CNP relaxed isolated coronary arteries with (mean +/- SEM 45.9 +/- 7%) and without (72.0 +/- 7%) an endothelium (p < 0.05 for CNP effect alone, p < 0.05 for endothelium vs. no endothelium with CNP). Intracoronary infusions increased coronary blood flow (baseline, 64.6 +/- 5.1 ml/min; CNP-5, 79.9 +/- 6.1; CNP-20, 103.3 +/- 13.6* [p < 0.05 vs. baseline value]) and reduced coronary vascular resistance (baseline, 1.6 +/- 0.3 mm Hg/ml per min; CNP-5, 1.4 +/- 0.3; CNP-20, 1.2 +/- 0.3*). Intracoronary injections increased coronary blood flow (delta baseline coronary flow, 30 +/- 9* ml/min [p < 0.05]). HS-142-1 significantly attenuated these increases (delta coronary flow, 30 +/- 9 ml/min [CNP] to 14 +/- 6 [CNP + HS-142-1] [p < 0.05 CNP vs. CNP + HS-142-1]) and the relaxation of organ chamber rings (56 +/- 7% [CNP] to 18 +/- 6% [HS-142-1 + CNP]). Finally, CNP was localized to the coronary endothelium and smooth muscle by immunohistochemical staining.

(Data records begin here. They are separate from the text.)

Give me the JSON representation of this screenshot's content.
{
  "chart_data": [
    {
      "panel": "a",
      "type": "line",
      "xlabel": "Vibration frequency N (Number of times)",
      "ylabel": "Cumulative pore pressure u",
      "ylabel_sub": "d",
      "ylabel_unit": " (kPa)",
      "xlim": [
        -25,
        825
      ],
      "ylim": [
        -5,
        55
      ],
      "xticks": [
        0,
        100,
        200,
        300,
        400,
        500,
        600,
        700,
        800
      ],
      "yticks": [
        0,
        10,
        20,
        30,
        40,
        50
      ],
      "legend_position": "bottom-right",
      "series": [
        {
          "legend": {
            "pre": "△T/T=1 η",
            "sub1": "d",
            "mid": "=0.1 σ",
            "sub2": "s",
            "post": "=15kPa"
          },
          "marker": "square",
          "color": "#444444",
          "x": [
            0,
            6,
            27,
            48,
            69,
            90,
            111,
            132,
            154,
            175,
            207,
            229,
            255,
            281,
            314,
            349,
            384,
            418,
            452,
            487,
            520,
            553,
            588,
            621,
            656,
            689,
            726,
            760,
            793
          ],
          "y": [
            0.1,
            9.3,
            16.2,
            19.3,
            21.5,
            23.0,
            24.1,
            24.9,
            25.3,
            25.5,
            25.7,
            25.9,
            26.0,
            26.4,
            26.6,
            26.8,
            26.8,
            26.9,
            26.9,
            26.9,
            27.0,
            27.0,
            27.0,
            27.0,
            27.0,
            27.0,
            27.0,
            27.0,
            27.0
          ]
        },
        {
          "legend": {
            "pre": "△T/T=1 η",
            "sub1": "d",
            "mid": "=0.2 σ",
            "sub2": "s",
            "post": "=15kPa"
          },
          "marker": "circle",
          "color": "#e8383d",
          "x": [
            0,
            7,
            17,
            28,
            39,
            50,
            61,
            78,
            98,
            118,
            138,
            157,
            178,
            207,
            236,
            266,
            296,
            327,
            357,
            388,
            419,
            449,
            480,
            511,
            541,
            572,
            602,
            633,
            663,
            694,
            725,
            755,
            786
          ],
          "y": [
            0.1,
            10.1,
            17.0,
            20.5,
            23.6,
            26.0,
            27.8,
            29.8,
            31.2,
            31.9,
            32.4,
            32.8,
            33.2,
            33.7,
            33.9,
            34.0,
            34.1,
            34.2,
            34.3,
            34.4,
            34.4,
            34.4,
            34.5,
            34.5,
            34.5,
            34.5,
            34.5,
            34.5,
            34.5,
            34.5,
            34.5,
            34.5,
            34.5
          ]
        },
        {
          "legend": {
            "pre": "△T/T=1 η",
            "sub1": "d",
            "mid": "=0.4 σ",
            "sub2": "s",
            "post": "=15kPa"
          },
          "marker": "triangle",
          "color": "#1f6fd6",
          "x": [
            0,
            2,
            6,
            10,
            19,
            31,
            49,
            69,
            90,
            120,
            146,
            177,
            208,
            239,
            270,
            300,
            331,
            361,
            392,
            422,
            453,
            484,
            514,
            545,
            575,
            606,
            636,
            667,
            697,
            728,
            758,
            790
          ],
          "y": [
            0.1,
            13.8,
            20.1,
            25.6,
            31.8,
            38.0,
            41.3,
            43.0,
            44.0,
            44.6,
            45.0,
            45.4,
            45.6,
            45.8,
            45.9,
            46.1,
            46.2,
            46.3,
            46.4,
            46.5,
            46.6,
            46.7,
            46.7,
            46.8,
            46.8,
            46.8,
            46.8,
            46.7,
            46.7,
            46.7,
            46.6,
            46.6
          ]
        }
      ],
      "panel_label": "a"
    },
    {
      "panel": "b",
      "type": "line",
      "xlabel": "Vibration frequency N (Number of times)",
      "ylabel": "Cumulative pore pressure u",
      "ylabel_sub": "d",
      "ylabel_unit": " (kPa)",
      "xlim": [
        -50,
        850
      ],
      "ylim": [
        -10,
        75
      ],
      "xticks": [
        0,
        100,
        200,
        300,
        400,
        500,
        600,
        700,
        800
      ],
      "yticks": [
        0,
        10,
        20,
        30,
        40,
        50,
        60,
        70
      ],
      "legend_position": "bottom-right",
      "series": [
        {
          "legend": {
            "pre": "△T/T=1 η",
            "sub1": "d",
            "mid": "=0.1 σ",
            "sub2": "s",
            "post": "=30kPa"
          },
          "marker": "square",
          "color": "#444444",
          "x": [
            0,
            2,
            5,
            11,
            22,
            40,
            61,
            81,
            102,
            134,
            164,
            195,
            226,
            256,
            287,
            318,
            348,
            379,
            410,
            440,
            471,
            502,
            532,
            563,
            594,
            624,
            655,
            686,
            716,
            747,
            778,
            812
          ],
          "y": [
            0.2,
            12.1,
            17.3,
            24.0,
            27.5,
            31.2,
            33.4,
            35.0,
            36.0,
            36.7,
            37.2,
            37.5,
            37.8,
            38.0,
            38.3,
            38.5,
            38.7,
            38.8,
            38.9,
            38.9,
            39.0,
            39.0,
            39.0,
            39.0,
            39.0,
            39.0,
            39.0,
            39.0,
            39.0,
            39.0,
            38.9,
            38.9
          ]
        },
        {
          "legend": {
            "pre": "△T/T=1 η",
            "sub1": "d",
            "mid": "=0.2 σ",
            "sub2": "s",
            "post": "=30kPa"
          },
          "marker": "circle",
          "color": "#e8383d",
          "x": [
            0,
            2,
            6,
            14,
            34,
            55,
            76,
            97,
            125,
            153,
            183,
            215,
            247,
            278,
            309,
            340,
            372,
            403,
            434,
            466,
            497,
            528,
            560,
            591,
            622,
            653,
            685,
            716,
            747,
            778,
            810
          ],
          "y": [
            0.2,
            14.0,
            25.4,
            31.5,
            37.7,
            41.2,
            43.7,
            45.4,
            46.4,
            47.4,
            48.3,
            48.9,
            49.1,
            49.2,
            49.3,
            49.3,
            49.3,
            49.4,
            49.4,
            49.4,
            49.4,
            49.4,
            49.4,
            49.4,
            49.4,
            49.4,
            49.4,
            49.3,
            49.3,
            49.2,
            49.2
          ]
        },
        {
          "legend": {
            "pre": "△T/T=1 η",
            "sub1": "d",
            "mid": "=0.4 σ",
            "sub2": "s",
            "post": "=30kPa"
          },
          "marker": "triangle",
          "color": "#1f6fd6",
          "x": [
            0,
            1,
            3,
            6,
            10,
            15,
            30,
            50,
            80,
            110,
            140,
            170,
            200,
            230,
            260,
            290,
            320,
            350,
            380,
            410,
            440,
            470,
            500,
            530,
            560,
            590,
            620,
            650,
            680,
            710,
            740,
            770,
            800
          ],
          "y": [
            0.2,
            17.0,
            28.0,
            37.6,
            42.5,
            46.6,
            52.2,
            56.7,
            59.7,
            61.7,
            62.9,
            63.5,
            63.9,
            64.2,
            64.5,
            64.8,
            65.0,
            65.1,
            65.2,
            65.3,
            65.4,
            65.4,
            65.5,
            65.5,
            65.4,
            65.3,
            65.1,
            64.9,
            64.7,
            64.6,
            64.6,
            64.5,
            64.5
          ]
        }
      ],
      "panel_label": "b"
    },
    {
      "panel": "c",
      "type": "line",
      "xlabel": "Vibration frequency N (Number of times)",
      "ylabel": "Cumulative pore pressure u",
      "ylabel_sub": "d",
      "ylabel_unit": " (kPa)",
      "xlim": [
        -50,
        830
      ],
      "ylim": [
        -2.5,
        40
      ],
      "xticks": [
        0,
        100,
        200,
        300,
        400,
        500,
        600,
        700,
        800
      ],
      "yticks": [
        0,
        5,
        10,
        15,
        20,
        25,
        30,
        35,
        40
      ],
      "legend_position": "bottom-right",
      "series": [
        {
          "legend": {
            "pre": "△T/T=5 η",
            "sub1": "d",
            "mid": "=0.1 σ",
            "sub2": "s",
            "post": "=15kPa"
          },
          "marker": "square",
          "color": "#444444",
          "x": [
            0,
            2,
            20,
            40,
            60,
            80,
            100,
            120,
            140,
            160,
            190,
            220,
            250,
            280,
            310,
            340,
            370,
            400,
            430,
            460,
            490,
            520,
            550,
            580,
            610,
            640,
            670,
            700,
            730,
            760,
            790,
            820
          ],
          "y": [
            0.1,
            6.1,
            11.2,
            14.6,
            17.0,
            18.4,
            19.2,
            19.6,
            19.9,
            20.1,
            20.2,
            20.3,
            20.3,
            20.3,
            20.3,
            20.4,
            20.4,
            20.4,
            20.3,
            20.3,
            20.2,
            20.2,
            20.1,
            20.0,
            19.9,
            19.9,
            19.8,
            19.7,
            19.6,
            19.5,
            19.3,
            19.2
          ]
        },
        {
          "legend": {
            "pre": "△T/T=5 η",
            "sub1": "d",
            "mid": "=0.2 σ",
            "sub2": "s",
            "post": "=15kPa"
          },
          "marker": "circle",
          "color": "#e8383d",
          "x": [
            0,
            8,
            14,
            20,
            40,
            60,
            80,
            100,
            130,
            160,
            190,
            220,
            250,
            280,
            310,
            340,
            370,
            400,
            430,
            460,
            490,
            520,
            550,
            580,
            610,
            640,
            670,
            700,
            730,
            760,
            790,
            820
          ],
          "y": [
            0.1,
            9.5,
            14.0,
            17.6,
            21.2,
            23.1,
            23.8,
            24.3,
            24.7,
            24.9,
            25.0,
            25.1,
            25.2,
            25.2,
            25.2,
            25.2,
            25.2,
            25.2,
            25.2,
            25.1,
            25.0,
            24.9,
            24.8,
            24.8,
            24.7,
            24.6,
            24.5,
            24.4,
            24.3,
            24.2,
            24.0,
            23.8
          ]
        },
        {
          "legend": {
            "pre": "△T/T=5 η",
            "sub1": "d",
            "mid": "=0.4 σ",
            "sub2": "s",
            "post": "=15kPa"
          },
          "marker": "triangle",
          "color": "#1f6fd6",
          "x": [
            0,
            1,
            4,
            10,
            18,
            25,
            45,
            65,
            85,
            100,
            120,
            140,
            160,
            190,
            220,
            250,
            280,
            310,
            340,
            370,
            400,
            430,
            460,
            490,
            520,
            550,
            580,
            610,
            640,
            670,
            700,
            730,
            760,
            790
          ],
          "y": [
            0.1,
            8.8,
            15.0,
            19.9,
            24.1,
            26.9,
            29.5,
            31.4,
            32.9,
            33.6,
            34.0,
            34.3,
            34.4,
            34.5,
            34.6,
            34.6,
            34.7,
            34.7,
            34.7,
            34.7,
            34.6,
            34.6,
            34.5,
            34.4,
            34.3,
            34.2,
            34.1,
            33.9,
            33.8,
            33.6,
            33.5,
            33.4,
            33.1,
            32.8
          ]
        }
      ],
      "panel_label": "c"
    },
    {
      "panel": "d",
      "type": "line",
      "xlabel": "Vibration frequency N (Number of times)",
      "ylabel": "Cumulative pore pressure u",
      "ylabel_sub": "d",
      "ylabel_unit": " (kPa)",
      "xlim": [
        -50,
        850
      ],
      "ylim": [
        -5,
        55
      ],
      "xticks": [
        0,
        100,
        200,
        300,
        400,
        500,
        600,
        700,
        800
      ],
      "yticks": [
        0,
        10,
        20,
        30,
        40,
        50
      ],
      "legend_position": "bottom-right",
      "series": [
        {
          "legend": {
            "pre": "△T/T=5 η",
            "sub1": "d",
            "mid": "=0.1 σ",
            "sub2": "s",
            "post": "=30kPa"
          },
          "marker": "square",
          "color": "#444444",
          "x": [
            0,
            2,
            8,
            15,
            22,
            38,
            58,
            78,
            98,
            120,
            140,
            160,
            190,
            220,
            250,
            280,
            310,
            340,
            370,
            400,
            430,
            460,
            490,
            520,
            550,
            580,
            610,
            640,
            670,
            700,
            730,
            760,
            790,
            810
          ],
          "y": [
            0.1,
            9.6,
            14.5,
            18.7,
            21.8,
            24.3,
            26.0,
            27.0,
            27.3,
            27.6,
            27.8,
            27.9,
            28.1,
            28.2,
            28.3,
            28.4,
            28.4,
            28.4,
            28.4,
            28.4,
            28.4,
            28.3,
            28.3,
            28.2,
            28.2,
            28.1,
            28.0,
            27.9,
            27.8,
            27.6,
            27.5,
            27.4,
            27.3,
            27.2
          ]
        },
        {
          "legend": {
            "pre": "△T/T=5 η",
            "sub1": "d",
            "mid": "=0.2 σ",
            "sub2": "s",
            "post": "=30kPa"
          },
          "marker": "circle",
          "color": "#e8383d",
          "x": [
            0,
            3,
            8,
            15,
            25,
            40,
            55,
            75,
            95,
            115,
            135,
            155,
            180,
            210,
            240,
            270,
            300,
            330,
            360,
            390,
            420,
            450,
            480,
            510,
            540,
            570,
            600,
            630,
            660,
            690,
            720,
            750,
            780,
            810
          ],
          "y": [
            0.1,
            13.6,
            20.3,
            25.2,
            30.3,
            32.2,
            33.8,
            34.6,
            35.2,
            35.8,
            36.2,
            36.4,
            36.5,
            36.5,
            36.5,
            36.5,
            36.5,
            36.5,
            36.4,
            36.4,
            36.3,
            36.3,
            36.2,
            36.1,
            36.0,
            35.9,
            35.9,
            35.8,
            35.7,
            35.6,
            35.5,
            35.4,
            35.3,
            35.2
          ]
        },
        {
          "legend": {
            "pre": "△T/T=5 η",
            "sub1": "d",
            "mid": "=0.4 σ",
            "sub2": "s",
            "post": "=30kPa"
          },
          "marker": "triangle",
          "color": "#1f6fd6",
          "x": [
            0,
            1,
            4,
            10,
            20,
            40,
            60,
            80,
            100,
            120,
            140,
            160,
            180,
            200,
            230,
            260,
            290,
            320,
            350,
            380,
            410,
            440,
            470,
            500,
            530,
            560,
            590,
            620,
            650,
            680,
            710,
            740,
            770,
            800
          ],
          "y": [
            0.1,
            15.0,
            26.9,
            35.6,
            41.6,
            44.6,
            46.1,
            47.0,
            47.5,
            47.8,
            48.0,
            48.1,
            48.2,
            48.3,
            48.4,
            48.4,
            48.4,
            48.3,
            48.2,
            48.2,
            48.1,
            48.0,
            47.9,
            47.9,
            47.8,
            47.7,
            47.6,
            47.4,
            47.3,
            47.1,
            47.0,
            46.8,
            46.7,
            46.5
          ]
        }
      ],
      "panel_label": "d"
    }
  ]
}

CNP functions as a coronary vasodilator through activation of cGMP by way of particulate guanylate cyclase. CNP-mediated coronary vasodilation is attenuated by intracoronary HS-142-1. Intracoronary HS-142-1 does not affect acetylcholine-mediated coronary vasodilation. These observations support a role for exogenous CNP as a potent coronary vasodilator.
我们验证了如下假设,即C型利钠肽(CNP)通过颗粒型鸟苷酸环化酶激活环磷酸鸟苷(cGMP)来介导冠状动脉舒张。

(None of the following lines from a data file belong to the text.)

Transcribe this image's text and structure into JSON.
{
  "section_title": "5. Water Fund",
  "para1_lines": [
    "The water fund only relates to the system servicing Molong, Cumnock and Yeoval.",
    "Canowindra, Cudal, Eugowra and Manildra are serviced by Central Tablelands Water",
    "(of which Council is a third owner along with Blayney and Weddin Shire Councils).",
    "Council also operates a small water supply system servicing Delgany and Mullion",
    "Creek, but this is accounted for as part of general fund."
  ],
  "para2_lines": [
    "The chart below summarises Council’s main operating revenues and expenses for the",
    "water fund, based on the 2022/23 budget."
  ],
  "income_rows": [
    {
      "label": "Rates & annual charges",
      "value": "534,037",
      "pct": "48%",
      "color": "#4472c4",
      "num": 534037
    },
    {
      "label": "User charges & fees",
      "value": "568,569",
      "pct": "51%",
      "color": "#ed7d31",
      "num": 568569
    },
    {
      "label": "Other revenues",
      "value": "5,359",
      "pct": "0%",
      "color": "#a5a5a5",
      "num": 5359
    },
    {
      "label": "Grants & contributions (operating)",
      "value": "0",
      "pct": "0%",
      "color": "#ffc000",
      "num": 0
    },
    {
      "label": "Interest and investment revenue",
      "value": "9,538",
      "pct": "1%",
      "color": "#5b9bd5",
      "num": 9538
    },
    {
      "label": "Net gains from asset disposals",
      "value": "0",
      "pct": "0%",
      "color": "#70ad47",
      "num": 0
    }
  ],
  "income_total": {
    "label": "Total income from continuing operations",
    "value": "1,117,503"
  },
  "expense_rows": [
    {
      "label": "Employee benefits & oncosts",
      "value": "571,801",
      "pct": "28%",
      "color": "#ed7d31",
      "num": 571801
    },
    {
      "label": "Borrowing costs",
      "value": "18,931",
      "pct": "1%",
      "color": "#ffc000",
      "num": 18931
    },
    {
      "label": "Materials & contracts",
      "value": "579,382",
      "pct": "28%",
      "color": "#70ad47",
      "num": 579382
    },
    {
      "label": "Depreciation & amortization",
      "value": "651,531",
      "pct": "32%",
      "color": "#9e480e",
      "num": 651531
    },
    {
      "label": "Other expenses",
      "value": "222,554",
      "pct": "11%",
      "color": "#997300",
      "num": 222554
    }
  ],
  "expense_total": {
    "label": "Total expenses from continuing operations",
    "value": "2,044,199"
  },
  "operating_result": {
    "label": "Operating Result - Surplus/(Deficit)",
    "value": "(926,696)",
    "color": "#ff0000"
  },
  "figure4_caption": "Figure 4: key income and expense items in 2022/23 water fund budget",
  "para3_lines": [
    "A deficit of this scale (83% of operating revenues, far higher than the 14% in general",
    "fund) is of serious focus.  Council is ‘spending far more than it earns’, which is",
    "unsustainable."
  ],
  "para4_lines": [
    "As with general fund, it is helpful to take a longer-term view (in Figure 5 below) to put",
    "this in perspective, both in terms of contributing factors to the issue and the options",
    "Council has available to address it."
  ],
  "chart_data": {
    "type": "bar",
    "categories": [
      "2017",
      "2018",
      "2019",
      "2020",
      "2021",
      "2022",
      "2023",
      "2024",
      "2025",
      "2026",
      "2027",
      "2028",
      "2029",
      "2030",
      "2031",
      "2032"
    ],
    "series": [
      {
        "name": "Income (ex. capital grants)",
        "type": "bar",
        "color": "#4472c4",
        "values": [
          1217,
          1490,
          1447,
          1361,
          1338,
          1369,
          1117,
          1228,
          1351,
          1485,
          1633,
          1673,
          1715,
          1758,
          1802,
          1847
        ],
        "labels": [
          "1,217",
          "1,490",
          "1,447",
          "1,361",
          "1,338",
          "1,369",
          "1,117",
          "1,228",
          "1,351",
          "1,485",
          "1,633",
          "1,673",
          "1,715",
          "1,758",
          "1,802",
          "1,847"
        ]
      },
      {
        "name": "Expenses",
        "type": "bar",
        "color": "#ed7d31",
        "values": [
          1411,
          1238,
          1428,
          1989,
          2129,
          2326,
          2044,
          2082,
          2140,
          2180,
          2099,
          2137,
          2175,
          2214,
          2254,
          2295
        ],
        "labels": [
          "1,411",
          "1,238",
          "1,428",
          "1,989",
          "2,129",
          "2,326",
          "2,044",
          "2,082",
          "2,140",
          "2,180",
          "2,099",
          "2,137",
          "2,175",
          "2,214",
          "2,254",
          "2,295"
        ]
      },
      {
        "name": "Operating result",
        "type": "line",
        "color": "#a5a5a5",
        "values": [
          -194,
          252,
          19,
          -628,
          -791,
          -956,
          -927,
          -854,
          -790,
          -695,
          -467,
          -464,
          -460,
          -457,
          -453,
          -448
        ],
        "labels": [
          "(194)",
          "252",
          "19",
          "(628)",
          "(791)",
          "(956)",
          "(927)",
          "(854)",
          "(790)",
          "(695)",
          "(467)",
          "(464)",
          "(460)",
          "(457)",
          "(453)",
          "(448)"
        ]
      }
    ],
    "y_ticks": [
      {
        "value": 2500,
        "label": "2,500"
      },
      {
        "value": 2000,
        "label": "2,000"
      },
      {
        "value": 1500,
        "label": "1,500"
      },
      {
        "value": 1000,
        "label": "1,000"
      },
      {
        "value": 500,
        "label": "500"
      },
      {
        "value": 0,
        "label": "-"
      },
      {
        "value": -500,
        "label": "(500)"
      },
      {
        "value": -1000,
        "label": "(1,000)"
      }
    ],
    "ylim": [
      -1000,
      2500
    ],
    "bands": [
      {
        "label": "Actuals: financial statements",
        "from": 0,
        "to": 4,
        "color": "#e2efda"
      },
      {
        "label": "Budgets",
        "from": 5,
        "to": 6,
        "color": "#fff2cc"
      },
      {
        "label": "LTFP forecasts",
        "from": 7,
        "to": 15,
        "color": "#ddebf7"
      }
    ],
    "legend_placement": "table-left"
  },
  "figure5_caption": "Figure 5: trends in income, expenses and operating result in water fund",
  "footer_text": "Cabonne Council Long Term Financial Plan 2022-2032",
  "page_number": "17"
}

已知CNP具有外周血管舒张特性,且初步数据表明它可作为冠状动脉舒张剂发挥作用。
在有或没有颗粒型鸟苷酸环化酶已知拮抗剂HS-142-1存在的情况下,对植入仪器的犬以及器官浴槽中的血管环进行CNP作用的研究。此外,测试了HS-142-1对乙酰胆碱介导的冠状动脉舒张的作用,并利用免疫组织化学染色来定位冠状动脉内皮中CNP的存在。

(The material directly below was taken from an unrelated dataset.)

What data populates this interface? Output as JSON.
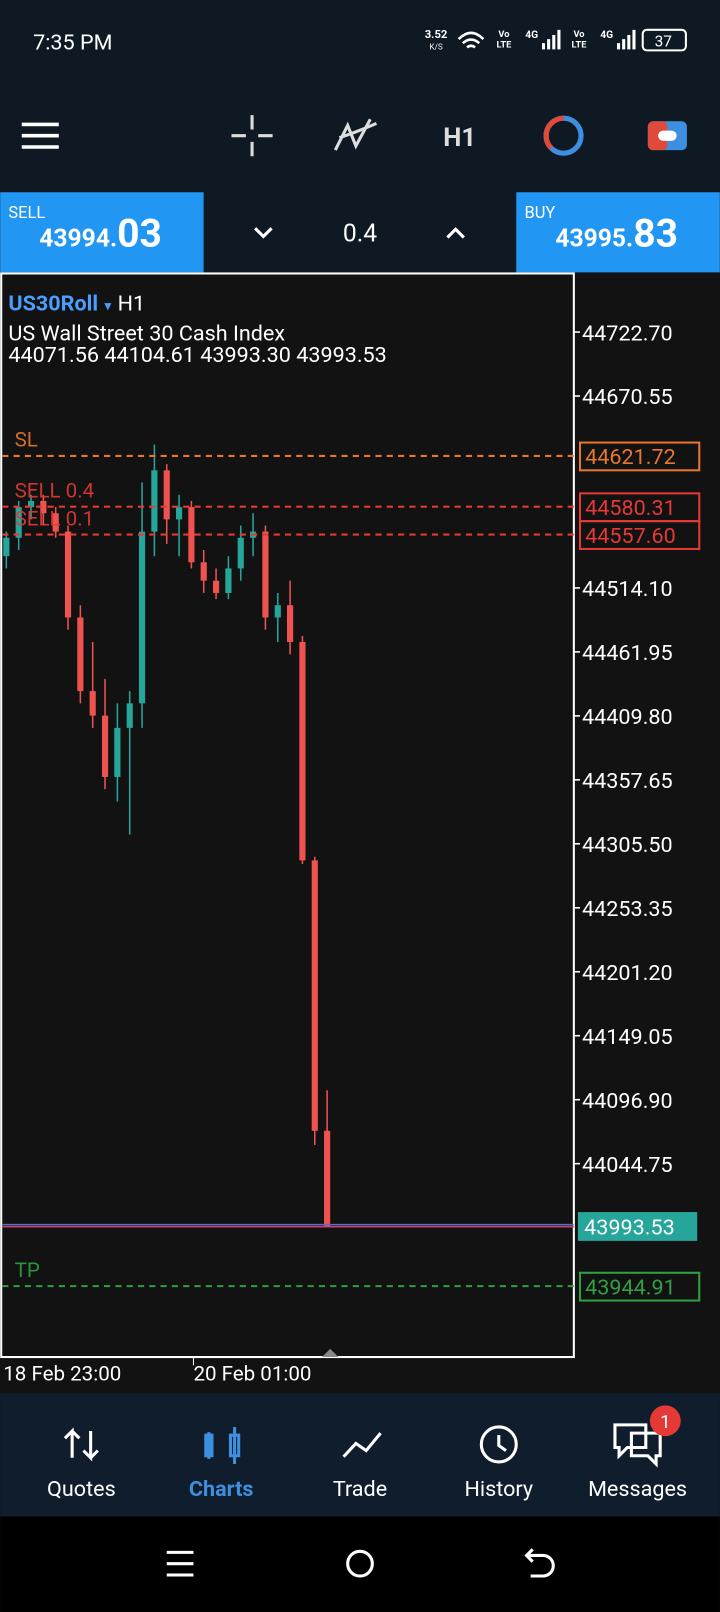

CNP使有内皮(平均±标准误45.9±7%)和无内皮(72.0±7%)的离体冠状动脉舒张(单独使用CNP时p<0.05,使用CNP时内皮组与无内皮组相比p<0.05)。冠状动脉内输注增加了冠状动脉血流量(基线值,64.6±5.1ml/min;CNP-5,79.9±6.1;CNP-20,103.3±13.6*[与基线值相比p<0.05])并降低了冠状动脉血管阻力(基线值,1.6±0.3mmHg/ml每分钟;CNP-5,1.4±0.3;CNP-20,1.2±0.3*)。冠状动脉内注射增加了冠状动脉血流量(冠状动脉血流基线变化量,30±9*ml/min[p<0.05])。HS-142-1显著减弱了这些增加(冠状动脉血流变化量,[CNP时]30±9ml/min至[CNP+HS-142-1时]14±6[CNP与CNP+HS-142-1相比p<0.05])以及器官浴槽血管环的舒张([CNP时]56±7%至[HS-142-1+CNP时]18±6%)。最后,通过免疫组织化学染色将CNP定位到冠状动脉内皮和平滑肌。
CNP通过颗粒型鸟苷酸环化酶激活cGMP来作为冠状动脉舒张剂发挥作用。冠状动脉内注射HS-142-1可减弱CNP介导的冠状动脉舒张。冠状动脉内注射HS-142-1不影响乙酰胆碱介导的冠状动脉舒张。这些观察结果支持外源性CNP作为一种强效冠状动脉舒张剂的作用。